Nicht nur das Knochenmark und Gefäßsystem des Schädels wuchsen mit zunehmendem Alter beträchtlich, sondern auch die zelluläre Umgebung der Blutstammzellen blieb gegenüber den wichtigsten Altersmerkmalen resistent und erstaunlich gesund. „Alle wichtigen Altersmerkmale, die im Oberschenkelknochen alternder Mäuse beobachtet wurden, wie übermäßige Fettablagerung, Entzündungen und eine Vorliebe für bestimmte Arten von Immunzellen, waren im Knochenmark des Schädels derselben Mäuse praktisch nicht vorhanden. Verschiedene funktionelle Experimente bestätigten schließlich, dass die alternde zelluläre Umgebung des Schädelknochenmarks die Blutstammzellen in einem besseren Zustand hält als in den langen Knochen“, sagt Koh.

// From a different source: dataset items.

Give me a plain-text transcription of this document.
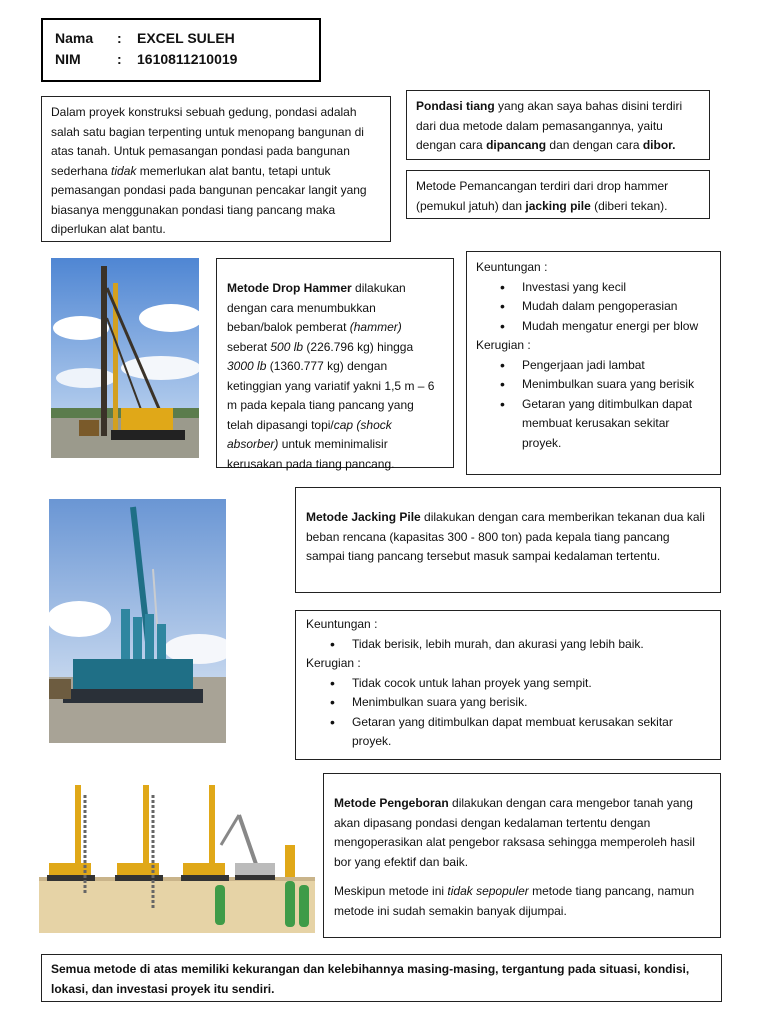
Nama	:	EXCEL SULEH
NIM	:	1610811210019
Dalam proyek konstruksi sebuah gedung, pondasi adalah salah satu bagian terpenting untuk menopang bangunan di atas tanah. Untuk pemasangan pondasi pada bangunan sederhana tidak memerlukan alat bantu, tetapi untuk pemasangan pondasi pada bangunan pencakar langit yang biasanya menggunakan pondasi tiang pancang maka diperlukan alat bantu.
Pondasi tiang yang akan saya bahas disini terdiri dari dua metode dalam pemasangannya, yaitu dengan cara dipancang dan dengan cara dibor.
Metode Pemancangan terdiri dari drop hammer (pemukul jatuh) dan jacking pile (diberi tekan).
Metode Drop Hammer dilakukan dengan cara menumbukkan beban/balok pemberat (hammer) seberat 500 lb (226.796 kg) hingga 3000 lb (1360.777 kg) dengan ketinggian yang variatif yakni 1,5 m – 6 m pada kepala tiang pancang yang telah dipasangi topi/cap (shock absorber) untuk meminimalisir kerusakan pada tiang pancang.
Keuntungan :
• Investasi yang kecil
• Mudah dalam pengoperasian
• Mudah mengatur energi per blow
Kerugian :
• Pengerjaan jadi lambat
• Menimbulkan suara yang berisik
• Getaran yang ditimbulkan dapat membuat kerusakan sekitar proyek.
Metode Jacking Pile dilakukan dengan cara memberikan tekanan dua kali beban rencana (kapasitas 300 - 800 ton) pada kepala tiang pancang sampai tiang pancang tersebut masuk sampai kedalaman tertentu.
Keuntungan :
• Tidak berisik, lebih murah, dan akurasi yang lebih baik.
Kerugian :
• Tidak cocok untuk lahan proyek yang sempit.
• Menimbulkan suara yang berisik.
• Getaran yang ditimbulkan dapat membuat kerusakan sekitar proyek.
Metode Pengeboran dilakukan dengan cara mengebor tanah yang akan dipasang pondasi dengan kedalaman tertentu dengan mengoperasikan alat pengebor raksasa sehingga memperoleh hasil bor yang efektif dan baik.
Meskipun metode ini tidak sepopuler metode tiang pancang, namun metode ini sudah semakin banyak dijumpai.
Semua metode di atas memiliki kekurangan dan kelebihannya masing-masing, tergantung pada situasi, kondisi, lokasi, dan investasi proyek itu sendiri.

Unterschiedliche Signalwege
Die aktuelle Studie zeigte auch mehrere Unterschiede in den molekularen Signalwegen der Blutstamm- und der Endothelzellen, die die Blutgefäße des Knochenmarks bilden, zwischen dem Knochenmark des Schädels und dem Oberschenkelknochen alter Mäuse. „Obwohl wir jetzt wissen, dass das Knochenmark im Schädel auch im Alter noch wächst und erstaunlich gesund bleibt, müssen wir noch herausfinden, wie diese nährende und widerstandsfähige Zellumgebung geschaffen und erhalten wird“, sagt Koh. „Das ist erst die Spitze des Eisbergs. Wenn wir verstehen, wie bestimmte Komponenten der Nische auf einzigartige Weise reguliert werden, können wir dieses Wissen nutzen, um auch andere Kompartimente des Knochenmarks widerstandsfähig gegen das Altern zu machen.“
Diese bahnbrechende Studie ist nicht nur ein bedeutender Beitrag zur Altersforschung, sondern hat auch das große Potenzial, unser Verständnis von spezialisierten Funktionen zwischen ähnlichen Geweben grundlegend zu verändern, wie zum Beispiel die spezielle immunologische Funktion des Knochenmarks im Schädel im gesunden Körper und bei verschiedenen Krankheiten.
Diese interdisziplinäre Studie wurde in Zusammenarbeit mit Young Jun Choi vom Asan Medical Center, Peter Vajkoczy von der Charité-Universitätsmedizin Berlin und Daniela S. Krause von der Universitätsmedizin Mainz durchgeführt.